L’achour, la razzia des razzias et le prix donné par l’employé pour la maison Fischer ne pouvaient pas fournir immédiatement soixante mille francs pour la dot d’Hortense, y compris le trousseau, qui coûterait environ cinq mille francs, et les quarante mille francs dépensés ou à dépenser pour madame Marneffe. Enfin, où le baron avait-il pris les trente mille francs qu’il venait d’apporter? Voici comment. Quelques jours auparavant, Hulot était allé se faire assurer pour une somme de cent cinquante mille francs et pour trois ans par deux compagnies d’assurances sur la vie. Muni de la police d’assurance dont la prime était payée, il avait tenu ce langage à monsieur le baron de Nucingen, pair de France, dans la voiture duquel il se trouvait, au sortir d’une séance de la Chambre des Pairs, en retournant dîner avec lui.

—Baron, j’ai besoin de soixante-dix mille francs, et je vous les demande.
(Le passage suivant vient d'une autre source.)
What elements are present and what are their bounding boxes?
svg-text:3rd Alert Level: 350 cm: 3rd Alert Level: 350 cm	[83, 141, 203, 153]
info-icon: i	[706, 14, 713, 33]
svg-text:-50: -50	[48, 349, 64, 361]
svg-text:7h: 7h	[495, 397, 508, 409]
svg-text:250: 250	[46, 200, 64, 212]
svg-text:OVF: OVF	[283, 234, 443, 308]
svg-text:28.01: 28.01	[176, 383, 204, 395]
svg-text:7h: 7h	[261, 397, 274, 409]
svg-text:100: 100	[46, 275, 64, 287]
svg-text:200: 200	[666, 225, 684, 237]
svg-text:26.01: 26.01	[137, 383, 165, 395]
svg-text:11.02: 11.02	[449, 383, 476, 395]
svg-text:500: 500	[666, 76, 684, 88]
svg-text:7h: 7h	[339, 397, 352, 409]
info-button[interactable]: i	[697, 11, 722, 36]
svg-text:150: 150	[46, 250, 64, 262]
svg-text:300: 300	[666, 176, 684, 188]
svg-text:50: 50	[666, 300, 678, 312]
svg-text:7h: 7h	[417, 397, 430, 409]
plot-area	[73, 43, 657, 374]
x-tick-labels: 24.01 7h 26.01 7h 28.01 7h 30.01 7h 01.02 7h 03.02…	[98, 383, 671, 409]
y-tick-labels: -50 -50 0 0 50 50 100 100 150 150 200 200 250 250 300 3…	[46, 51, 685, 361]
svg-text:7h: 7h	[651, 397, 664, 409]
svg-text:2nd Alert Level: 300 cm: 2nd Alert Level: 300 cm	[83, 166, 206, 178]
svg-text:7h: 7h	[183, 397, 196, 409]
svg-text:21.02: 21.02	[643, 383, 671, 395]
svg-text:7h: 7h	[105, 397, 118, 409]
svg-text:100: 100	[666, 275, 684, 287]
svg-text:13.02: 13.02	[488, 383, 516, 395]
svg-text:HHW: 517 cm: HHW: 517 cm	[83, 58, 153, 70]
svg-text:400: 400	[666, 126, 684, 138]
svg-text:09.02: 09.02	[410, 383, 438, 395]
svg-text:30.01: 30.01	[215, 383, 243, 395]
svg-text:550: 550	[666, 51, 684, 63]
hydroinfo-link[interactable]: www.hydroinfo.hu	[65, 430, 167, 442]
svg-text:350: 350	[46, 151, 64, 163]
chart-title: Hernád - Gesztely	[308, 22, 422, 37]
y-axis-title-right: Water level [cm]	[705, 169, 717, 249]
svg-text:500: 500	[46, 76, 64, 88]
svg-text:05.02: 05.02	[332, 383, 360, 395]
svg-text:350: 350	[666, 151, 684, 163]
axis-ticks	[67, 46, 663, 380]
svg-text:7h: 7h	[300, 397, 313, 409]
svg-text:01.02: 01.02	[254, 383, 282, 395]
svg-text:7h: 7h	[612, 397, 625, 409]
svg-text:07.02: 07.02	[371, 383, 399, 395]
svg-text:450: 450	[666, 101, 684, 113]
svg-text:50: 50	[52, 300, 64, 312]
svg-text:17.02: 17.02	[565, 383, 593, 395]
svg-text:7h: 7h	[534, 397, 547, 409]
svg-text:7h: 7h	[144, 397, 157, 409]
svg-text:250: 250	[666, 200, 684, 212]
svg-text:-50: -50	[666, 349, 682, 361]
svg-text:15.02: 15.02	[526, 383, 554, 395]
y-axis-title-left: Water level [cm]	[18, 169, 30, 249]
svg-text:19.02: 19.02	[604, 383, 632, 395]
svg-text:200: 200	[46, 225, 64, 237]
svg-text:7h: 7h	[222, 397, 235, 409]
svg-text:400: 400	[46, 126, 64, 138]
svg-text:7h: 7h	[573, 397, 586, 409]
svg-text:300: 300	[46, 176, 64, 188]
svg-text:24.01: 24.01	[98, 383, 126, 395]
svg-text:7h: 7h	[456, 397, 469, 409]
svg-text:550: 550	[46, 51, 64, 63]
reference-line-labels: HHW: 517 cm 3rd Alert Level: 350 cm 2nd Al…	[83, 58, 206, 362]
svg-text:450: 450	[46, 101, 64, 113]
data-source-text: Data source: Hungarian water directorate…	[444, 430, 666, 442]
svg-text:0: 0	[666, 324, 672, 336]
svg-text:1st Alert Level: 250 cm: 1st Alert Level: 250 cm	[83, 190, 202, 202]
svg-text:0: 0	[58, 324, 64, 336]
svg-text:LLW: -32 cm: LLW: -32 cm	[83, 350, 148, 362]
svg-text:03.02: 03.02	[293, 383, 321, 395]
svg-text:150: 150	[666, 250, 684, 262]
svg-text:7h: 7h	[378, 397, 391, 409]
Vous prendrez un prête-nom à qui je déléguerai pour trois ans la quotité engageable de mes appointements, elle monte à vingt-cinq mille francs par an, c’est soixante-quinze mille francs. Vous me direz:—Vous pouvez mourir.

Le baron fit un signe d’assentiment.

—Voici une police d’assurance de cent cinquante mille francs qui vous sera transférée jusqu’à concurrence de quatre-vingt mille francs, répondit le baron en tirant un papier de sa poche.

Et si fus êdes tesdidué?... dit le baron millionnaire en riant.

L’autre baron, anti-millionnaire, devint soucieux.